Fast forward to today and we haven’t missed a Thanksgiving in the hills of Oklahoma. What I learned was how important it was to quite literally unplug, get dirty, and work hard for your meal, well sort of–we still brought snacks. Let me give you a more clear picture of what life is actually like for those 9 days in the woods. My husband’s whole family camps together in a carved out piece of the woods, 45 minutes from civilization. Each family has their own camper, my husband’s parents, our family, and my husband’s brother’s family. The campers circle around a huge campfire pit also encircled by lawn chairs for the 13 of us. Bikes, electronic toy cars, all the camouflage you’d ever need, and plenty of old VHS movies, oh and sweets. While the cousins wait on the men to come in for lunch and the food to be ready they can be found playing checkers, Rummikub, and a good heated game of War.
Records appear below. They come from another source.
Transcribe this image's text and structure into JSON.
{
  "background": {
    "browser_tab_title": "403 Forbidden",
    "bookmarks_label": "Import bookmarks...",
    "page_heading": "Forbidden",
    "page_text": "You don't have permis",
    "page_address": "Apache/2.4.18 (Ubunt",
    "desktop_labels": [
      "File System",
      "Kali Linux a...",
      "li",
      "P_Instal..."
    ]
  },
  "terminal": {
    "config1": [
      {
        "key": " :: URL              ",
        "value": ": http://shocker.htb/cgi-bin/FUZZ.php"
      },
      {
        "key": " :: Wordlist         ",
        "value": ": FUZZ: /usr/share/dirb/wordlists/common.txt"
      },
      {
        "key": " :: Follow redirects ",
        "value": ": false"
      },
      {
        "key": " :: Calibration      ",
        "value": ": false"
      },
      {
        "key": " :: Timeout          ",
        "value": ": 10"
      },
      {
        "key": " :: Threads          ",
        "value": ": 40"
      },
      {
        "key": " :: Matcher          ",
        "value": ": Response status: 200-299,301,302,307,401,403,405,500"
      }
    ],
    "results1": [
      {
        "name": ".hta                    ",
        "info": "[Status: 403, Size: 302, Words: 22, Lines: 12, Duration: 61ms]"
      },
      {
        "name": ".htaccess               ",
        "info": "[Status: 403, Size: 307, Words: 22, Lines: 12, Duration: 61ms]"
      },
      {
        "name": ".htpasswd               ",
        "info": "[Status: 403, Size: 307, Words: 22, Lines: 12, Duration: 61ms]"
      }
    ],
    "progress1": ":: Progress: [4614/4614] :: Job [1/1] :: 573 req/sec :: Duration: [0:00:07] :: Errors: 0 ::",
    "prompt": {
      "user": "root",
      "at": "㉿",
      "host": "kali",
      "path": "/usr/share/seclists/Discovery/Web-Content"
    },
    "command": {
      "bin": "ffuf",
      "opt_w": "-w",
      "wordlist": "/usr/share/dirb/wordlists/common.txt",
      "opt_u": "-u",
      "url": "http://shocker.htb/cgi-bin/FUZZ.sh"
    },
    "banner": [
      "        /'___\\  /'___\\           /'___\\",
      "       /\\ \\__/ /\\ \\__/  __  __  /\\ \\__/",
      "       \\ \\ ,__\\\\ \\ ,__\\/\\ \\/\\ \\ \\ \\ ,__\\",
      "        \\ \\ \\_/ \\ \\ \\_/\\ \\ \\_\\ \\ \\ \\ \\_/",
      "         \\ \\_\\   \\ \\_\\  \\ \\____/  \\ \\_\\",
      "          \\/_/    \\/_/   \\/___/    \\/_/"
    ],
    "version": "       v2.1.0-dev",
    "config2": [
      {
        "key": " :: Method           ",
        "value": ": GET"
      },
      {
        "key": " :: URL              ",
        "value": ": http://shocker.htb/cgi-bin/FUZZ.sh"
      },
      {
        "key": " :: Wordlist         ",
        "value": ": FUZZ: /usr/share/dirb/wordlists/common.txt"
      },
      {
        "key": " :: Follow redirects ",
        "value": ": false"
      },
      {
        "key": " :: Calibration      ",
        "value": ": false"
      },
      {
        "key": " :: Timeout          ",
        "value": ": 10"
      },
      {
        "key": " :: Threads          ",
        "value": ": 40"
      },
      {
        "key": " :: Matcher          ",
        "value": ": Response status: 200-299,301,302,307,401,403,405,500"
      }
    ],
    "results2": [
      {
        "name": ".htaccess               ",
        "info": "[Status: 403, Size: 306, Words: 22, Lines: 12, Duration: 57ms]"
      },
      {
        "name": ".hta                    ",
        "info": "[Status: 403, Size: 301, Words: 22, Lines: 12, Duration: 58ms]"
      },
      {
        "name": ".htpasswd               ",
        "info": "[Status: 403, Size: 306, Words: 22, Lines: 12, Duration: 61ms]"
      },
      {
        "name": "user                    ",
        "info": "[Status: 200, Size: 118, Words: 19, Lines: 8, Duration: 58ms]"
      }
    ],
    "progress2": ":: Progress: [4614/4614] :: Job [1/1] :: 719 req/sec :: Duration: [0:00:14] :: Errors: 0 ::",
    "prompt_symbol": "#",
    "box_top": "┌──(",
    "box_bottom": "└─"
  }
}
Now don’t think we don’t eat a FULL Thanksgiving dinner out there, because we most definitely do. It’s a FEAST. My sweet mother-in-law cooks the turkey all night in her little camper oven that simultaneously warms her camper. The best part is opening her door for morning coffee and smelling the pleasant aroma of cooked turkey, even if it is 7:00 a.m. The coffee is made in an old tin coffee pot that percolates on my mother-in-law’s camper stove and topped with a generous helping of creamer. Arguably the best coffee I’ve ever had. Each wife (my sister-in-law and I) is responsible for sides (mashed potatoes, green beans, sweet potatoes, etc.) and each family brings at LEAST two pies. The tables are set for grazing and paper plates and plastic utensils are our china, quickly thrown in the fire pit when done–my kind of easy clean up.
Is it barbaric? Some might say so yes, but it’s magic to me. At night the city lights are too far to blur the beauty of the stars and the view is breathtaking. I’ve never seen anything like it. Seeing and experiencing moments like that leave me with no doubt that we serve a magnificent Creator and that our week in the woods is so incredibly worth it. This time-honored tradition has now fully absorbed me and my little family and I am thrilled to be able to give them a different kind of Thanksgiving that immerses them in the beauty of nature and play with their cousins. Memories I know they’ll cherish forever and I will too.